There is a great line in the ad.  A colleague (the “stats guy”) of Beane says:

This is the type of decision that will get you fired!

Brad Pitt, playing Beane,  looks worried, but perseveres.  See the ad at about 25 seconds the official ad at about 18 seconds.

[Unofficial ad deleted.]

I love that line, since it really does sum up what operations research (and make no mistake: “Moneyball” is an operations research film) is all about. When you do operations research, you create models of reality. You do not create models of decisions. The decisions come from the models. And sometimes, the decisions don’t look at all like what you expected. And that is when it gets interesting.

Sometimes these unexpected decisions are due to modeling failures: you have forgotten a constraint, or a key modeling assumption turns out to not only be incorrect (assumptions almost always have some level of incorrectness) but critically incorrect. Optimization is really good at putting solutions right where the models are the weakest. And so you modify the model, not in order to change the decision, but in order to better represent reality. And you get new decisions. And you iterate between modeling and decisions until you reach a model that you believe represents reality. At that point, the decisions are of two types. They might tell you to do what you are doing, but do it better. And that is comforting and probably improves the decision making in the organization.

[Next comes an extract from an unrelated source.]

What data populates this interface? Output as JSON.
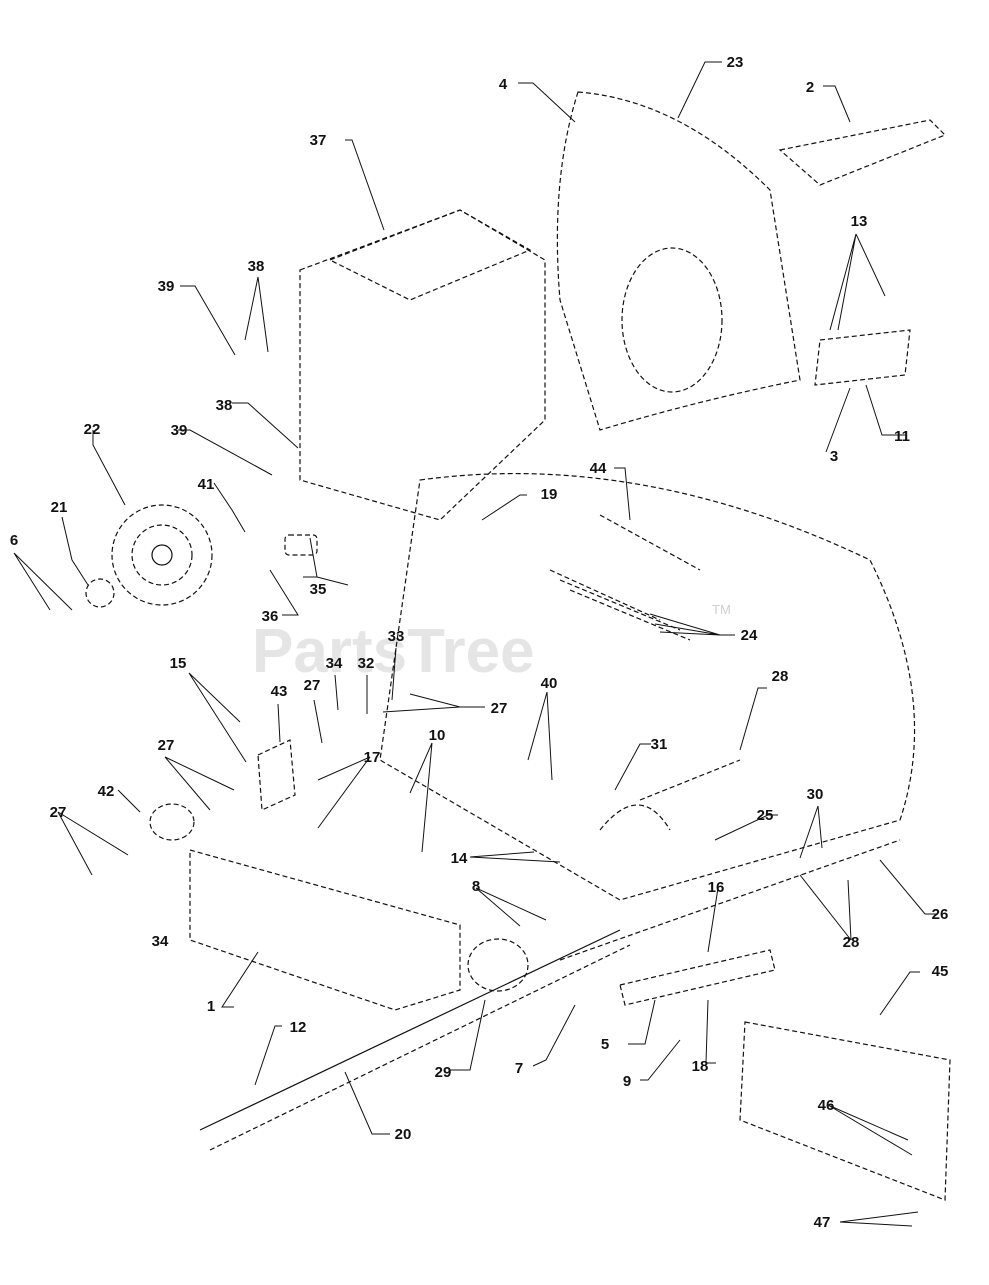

Or they tell you to do something completely different. And that is when you get to “Decisions that might get you fired.” That is when you need to decide whether you believe in your model and believe in the decisions it has generated. It would certainly be easy to change the model, not to reflect reality, but to force the decisions you believe are right. But if you really believe the model, then you need to avoid that easy path. You really need to decide whether you believe in the model and the resulting decisions.

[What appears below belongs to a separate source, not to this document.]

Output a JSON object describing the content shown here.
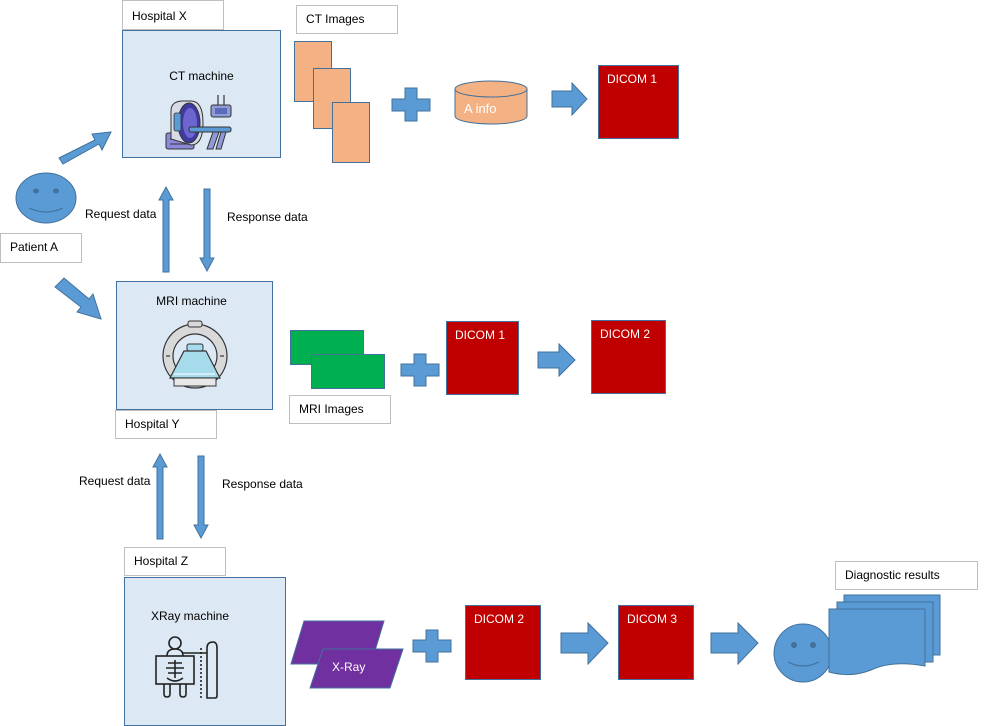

I worked with a company a few years ago on their supply chain design. The results of the model came back over and over again saying two things: there were too many distribution centers, a result everyone believed, and it was far better for each distribution center to specialize in particular products, rather than have every center handle every product. The latter decision went deeply against the grain of the organization, and objection after objection was raised against the model. It would have been easy to put in a constraint “Every distribution center has to handle every product”. But there was no justification for this constraint except the ingrained belief of the client. In fact, we could show that adding the constraint was costing the organization a significant amount of money. Eventually, at least some of the organization bought into the decisions and began devising specialized distribution centers, but it was gut-wrenching, and perhaps career threatening. After all the discussion and fighting against the decisions, I am convinced those were the right choices: the organization had to change, not just improve.

“Operations Research: The Sort of Decisions That Will Get You Fired” doesn’t have the ring of “The Science of Better”. But the insights OR can get you may lead to radically different solutions than the incremental changes the SoB campaign implied. And those are the changes that can fundamentally change firms and organizations. And careers.